Experten empfehlen 150 Minuten reasonable bis intensive Bewegung professional Woche, eine gesunde Ernährung und die Kontrolle von Erkrankungen wie Typ-2-Diabetes und Bluthochdruck.

Zahnfleischentzündung

„Die Beweise für einen Zusammenhang zwischen Mundgesundheit oder Zahnfleischerkrankungen und einem erhöhten Risiko für kognitiven Verfall oder Demenz sind gemischt“, sagt Churchill. Es könnte einfach sein, dass Menschen, die im Laufe ihres Lebens eine bessere Zahnpflege erhalten haben, einen gesünderen Lebensstil hatten, der tendenziell mit einem geringeren Demenzrisiko verbunden ist.

Aber eine wachsende Zahl von Forschungsergebnissen, einschließlich einer Studie aus dem Jahr 2019 in der Zeitschrift für Parodontologie, hat gezeigt, dass Parodontitis (Zahnfleischerkrankungen) und schlecht sitzende Prothesen ein Risikofaktor für Demenz sein können.

Stellen Sie sicher, dass Sie sich an die grundlegende Mundhygiene halten, Ihre Zähne zweimal täglich mit einer fluoridhaltigen Zahnpasta putzen, alle sechs Monate Ihren Zahnarzt aufsuchen und sich nicht von zahnärztlichen Eingriffen abschrecken lassen.

Stimmungswechsel

Forschung aus dem Jahr 2011 in der Archiv der Allgemeinen Psychiatrie zeigten, dass Symptome einer klinischen Despair das Risiko einer kognitiven Beeinträchtigung bei älteren Frauen verdoppelten und bei Männern vervierfachten – und sogar eine Vorstufe von Alzheimer sein könnten.

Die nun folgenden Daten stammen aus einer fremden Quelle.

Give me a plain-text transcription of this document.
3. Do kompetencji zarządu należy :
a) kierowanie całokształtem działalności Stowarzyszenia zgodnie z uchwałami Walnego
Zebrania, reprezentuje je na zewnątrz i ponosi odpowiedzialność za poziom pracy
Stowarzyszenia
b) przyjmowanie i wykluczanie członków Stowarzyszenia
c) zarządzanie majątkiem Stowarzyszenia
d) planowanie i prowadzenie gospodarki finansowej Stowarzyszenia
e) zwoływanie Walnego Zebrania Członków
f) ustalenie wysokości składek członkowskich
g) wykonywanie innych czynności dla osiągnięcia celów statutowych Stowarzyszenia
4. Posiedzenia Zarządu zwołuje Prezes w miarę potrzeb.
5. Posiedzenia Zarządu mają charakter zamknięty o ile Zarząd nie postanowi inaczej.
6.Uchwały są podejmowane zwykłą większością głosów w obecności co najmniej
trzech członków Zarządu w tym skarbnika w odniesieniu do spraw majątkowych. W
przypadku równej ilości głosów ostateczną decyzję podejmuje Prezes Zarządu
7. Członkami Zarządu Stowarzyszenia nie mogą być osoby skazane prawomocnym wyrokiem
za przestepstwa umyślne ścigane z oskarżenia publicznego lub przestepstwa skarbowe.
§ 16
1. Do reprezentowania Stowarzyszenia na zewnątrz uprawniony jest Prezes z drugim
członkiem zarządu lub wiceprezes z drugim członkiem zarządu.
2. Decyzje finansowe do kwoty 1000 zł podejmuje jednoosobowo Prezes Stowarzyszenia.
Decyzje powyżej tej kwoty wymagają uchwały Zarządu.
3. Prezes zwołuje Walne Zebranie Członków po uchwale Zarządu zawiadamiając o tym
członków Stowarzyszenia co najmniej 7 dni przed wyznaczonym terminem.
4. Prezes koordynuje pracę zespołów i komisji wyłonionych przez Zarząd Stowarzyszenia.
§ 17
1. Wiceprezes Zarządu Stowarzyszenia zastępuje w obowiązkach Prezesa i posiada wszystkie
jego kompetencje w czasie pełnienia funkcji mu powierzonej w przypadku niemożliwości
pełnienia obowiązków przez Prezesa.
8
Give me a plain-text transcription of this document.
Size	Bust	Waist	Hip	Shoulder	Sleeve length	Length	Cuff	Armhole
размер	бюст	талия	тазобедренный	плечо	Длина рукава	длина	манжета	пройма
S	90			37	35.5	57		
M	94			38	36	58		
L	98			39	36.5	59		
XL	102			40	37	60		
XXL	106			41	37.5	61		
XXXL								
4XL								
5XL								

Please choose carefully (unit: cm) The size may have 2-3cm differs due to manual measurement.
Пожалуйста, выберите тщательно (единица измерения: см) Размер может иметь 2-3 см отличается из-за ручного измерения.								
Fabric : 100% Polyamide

„Wissenschaftler wissen seit langem, dass Despair und Demenz Hand in Hand gehen“, sagt Dr. Cornelia Cremens, Assistenzprofessorin für Psychiatrie an der Harvard Medical College. „Wenn jemand den Anfang einer Demenz zu haben scheint und depressiv ist, ist es sehr wichtig, seine Despair zu behandeln, und zwar so aggressiv wie möglich.“

Fragen Sie Ihren Hausarzt nach einer Überweisung für eine Gesprächstherapie wie CBT oder gegebenenfalls Antidepressiva. Puckering sagt: „Ihr Hausarzt sagt Ihnen vielleicht, dass Sie ‚nur‘ Depressionen haben, aber es ist wichtig, eine Behandlung für Ihr Leiden zu finden, egal ob es sich um eine Stimmungsstörung oder ein frühes Anzeichen von Demenz handelt.“

Wenn Sie sich keine Sorgen machen müssen: altersbedingte Veränderungen, die uns allen passieren können

  • Manchmal vergisst man Namen oder Termine, erinnert sich aber später daran
  • Benötigen Sie gelegentlich Hilfe bei den Ofeneinstellungen oder der TV-Fernbedienung
  • Von Zeit zu Zeit Dinge verlegen und deine Schritte zurückverfolgen, um sie zu finden
  • Gelegentlich falsche Entscheidungen treffen, wie zum Beispiel das Benzin ausgehen
  • Gereizt werden, wenn Ihre Routine gestört wird

Dieser Artikel wird mit den neuesten Informationen aktualisiert.